StatsBomb has been great for open football data, which is hard to come by. I always enjoy the Statsbomb panels at Sloan too.

If anyone is interested in getting started with soccer/football analytics, this is a good place to start: https://github.com/devinpleuler/analytics-handbook

Highly recommend this and the "Friends of Tracking" youtube channel.

Also, follow Thom on twitter, he is one of the smartest and most knowledgeable person in this space.

Yeah, the Metrica data used in a lot of the FoT stuff is also an awesome place to start:

https://github.com/metrica-sports/sample-data

Are you able to share how StatsBomb collects event data? I'd love to build something to capture stats for local club teams but probably not if it involves computer vision. Thanks!
If you're interested in collecting small-scale/simple event-data, I put something together for my own use here: https://torvaney.github.io/projects/tracker.html
We do use a combination of humans and computer vision, and some providers (especially of full tracking data) have wholly automated pipelines, but analysts all over the world are collecting stuff manually every day.

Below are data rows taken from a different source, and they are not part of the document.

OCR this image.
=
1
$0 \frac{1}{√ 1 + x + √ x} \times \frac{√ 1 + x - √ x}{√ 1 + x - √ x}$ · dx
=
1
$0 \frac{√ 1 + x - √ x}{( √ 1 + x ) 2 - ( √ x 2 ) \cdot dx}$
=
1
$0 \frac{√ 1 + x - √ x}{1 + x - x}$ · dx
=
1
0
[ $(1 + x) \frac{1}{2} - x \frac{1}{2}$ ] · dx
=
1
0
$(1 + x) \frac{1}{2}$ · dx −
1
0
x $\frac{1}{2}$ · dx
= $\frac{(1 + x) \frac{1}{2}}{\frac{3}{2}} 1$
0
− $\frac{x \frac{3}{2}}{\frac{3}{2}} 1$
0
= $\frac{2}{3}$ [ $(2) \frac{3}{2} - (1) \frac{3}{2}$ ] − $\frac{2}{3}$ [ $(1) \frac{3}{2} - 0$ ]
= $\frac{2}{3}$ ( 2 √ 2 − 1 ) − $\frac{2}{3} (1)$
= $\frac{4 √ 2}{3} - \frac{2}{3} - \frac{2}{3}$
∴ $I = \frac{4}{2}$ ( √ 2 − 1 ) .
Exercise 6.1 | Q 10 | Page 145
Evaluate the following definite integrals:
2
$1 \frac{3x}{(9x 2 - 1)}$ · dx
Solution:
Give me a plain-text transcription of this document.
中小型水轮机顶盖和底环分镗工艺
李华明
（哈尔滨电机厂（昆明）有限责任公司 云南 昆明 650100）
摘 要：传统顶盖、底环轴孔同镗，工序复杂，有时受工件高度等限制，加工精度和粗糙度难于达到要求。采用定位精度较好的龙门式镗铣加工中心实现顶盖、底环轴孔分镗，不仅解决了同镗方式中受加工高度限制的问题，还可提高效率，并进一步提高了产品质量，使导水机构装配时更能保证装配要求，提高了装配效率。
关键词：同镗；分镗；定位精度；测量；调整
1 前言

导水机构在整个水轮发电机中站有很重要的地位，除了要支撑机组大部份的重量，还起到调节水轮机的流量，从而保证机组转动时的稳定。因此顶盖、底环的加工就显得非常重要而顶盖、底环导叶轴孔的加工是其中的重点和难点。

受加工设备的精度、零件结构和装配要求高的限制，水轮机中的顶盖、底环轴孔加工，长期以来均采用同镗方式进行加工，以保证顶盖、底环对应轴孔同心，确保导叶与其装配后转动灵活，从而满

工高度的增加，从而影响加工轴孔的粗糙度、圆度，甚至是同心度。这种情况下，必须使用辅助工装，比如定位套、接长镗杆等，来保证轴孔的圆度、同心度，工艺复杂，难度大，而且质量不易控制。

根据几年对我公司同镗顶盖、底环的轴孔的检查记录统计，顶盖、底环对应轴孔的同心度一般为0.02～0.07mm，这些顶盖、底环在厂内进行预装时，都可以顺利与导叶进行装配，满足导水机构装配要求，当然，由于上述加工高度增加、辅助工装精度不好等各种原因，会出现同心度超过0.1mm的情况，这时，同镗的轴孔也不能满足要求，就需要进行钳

Really depends what sort of stuff you want to collect - you can use something like SportsCode to match any sort of events to video segments, and if you're a coach or scout you'll know what performance indicators you think are most important. If you just want some sort of team performance metrics you could start collecting shot data (coordinates, defensive pressure, type of assist etc) and build a simple xG model. Nothing you can't do in a spreadsheet or even on paper.